Sri Lanka's government and military today both denied they had ordered internet service providers to block www.tamilnet.com, which officials widely dismiss as an outlet for pro-rebel propaganda.

But Sri Lanka's leading mobile operator Dialog Telekom, a unit of Telekom Malaysia which also offers internet services, told sources late yesterday that it had blocked access to the site on the orders of the government.

''Tamilnet is a source of news and information that is known throughout the world and for the past 10 years its coverage of Sri Lanka's civil war has proved essential,'' Reporters Without Borders said in a statement issued overnight.

''The government must put a stop to this censorship and restore access to the site at once.'' The Web site's editor was murdered in 2005 in a killing the Tigers blamed on the government. He was one of six minority Tamil journalists and five other Tamil media workers killed since 2004, according to the island's Free Media Movement.

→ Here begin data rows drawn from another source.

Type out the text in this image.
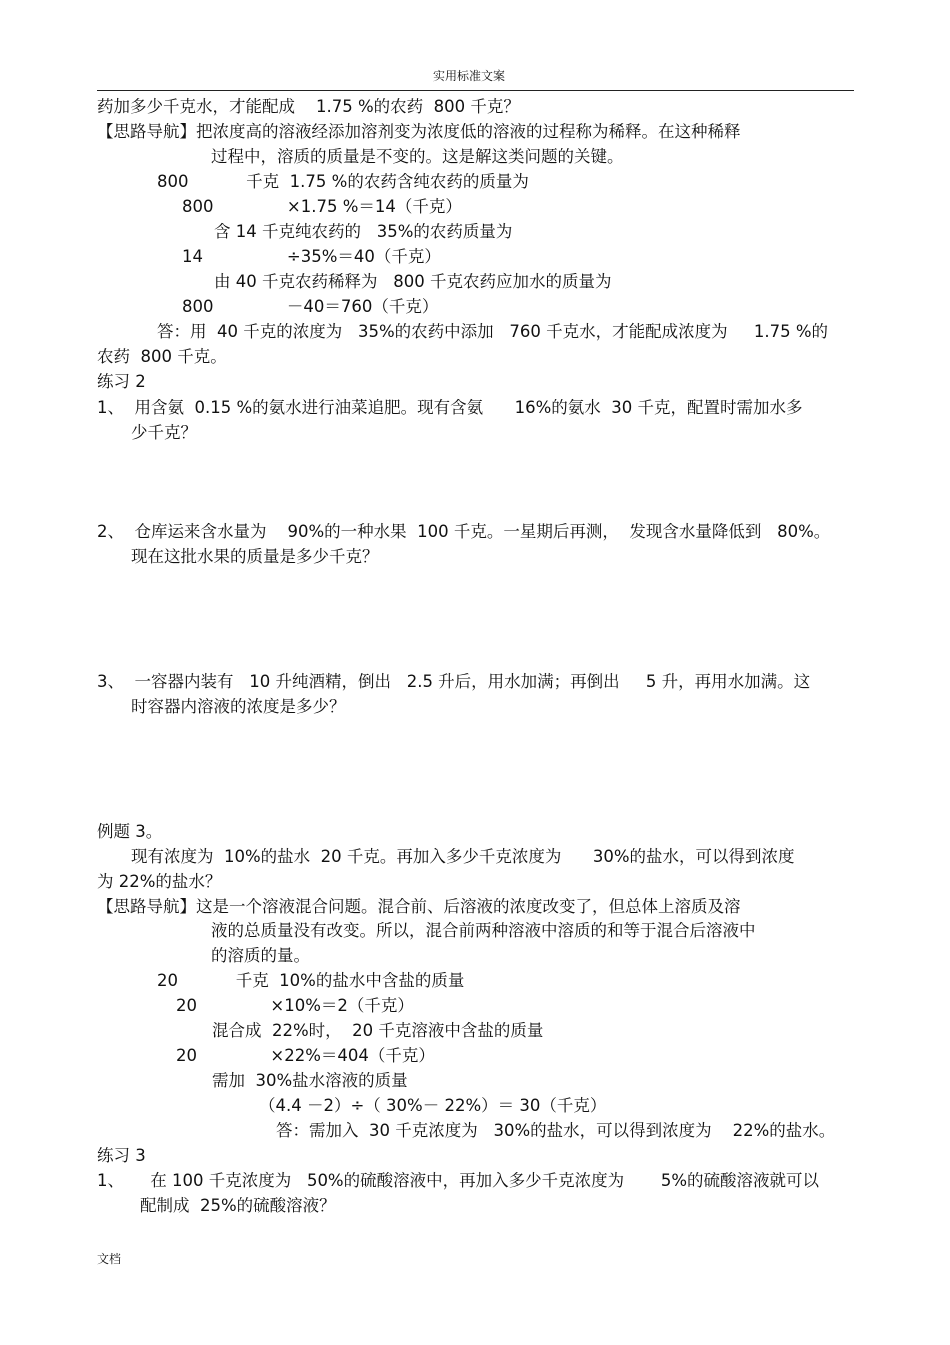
实用标准文案
药加多少千克水，才能配成    1.75 %的农药  800 千克？
【思路导航】把浓度高的溶液经添加溶剂变为浓度低的溶液的过程称为稀释。在这种稀释
过程中，溶质的质量是不变的。这是解这类问题的关键。
800           千克  1.75 %的农药含纯农药的质量为
800              ×1.75 %＝14（千克）
含 14 千克纯农药的   35%的农药质量为
14                ÷35%＝40（千克）
由 40 千克农药稀释为   800 千克农药应加水的质量为
800              －40＝760（千克）
答：用  40 千克的浓度为   35%的农药中添加   760 千克水，才能配成浓度为     1.75 %的
农药  800 千克。
练习 2
1、  用含氨  0.15 %的氨水进行油菜追肥。现有含氨      16%的氨水  30 千克，配置时需加水多
少千克？
2、  仓库运来含水量为    90%的一种水果  100 千克。一星期后再测，  发现含水量降低到   80%。
现在这批水果的质量是多少千克？
3、  一容器内装有   10 升纯酒精，倒出   2.5 升后，用水加满；再倒出     5 升，再用水加满。这
时容器内溶液的浓度是多少？
例题 3。
现有浓度为  10%的盐水  20 千克。再加入多少千克浓度为      30%的盐水，可以得到浓度
为 22%的盐水？
【思路导航】这是一个溶液混合问题。混合前、后溶液的浓度改变了，但总体上溶质及溶
液的总质量没有改变。所以，混合前两种溶液中溶质的和等于混合后溶液中
的溶质的量。
20           千克  10%的盐水中含盐的质量
20              ×10%＝2（千克）
混合成  22%时，  20 千克溶液中含盐的质量
20              ×22%＝404（千克）
需加  30%盐水溶液的质量
（4.4 －2）÷（ 30%－ 22%）＝ 30（千克）
答：需加入  30 千克浓度为   30%的盐水，可以得到浓度为    22%的盐水。
练习 3
1、     在 100 千克浓度为   50%的硫酸溶液中，再加入多少千克浓度为       5%的硫酸溶液就可以
配制成  25%的硫酸溶液？
文档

The site is also unavailable through state carrier Sri Lanka Telecom's Internet services, but Sri Lanka Telecom's Chief Corporate Officer P N E Abeysekara told sources the firm had not blocked Tamilnet and were investigating.

The government denied any wrongdoing.

''The government has nothing to do with this,'' Media Minister Anura Priyadarshana Yapa said. Another minister joked he wished he could hire some hackers to block Tamilnet.

The government gave no explantion for the conflicting version given by with Dialog Telekom, which is Sri Lanka's leading blue chip share and the most heavily-weighted stock on the Colombo Stock Exchange.

''We have blocked it as per a government directive,'' a Dialog spokesperson said, asking not to be named.

Reporters have been stopped from visiting Tiger-held areas since August 2006 for what the government says are security reasons, but one top official said was to avoid Tiger propaganda being spread.

The order to block the site comes amid a propaganda war raging parallel to a deadly new chapter in the island's two-decade civil war. Several Tamil language newspapers have been unable to print and distribute editions to majority Tamil areas in the north and east for months.

It also comes as the government comes under increasing pressure on human rights after it forcibly evicted hundreds of minority Tamils from the capital and amid reports of abductions and murders blamed on both security forces and the Tiger rebels.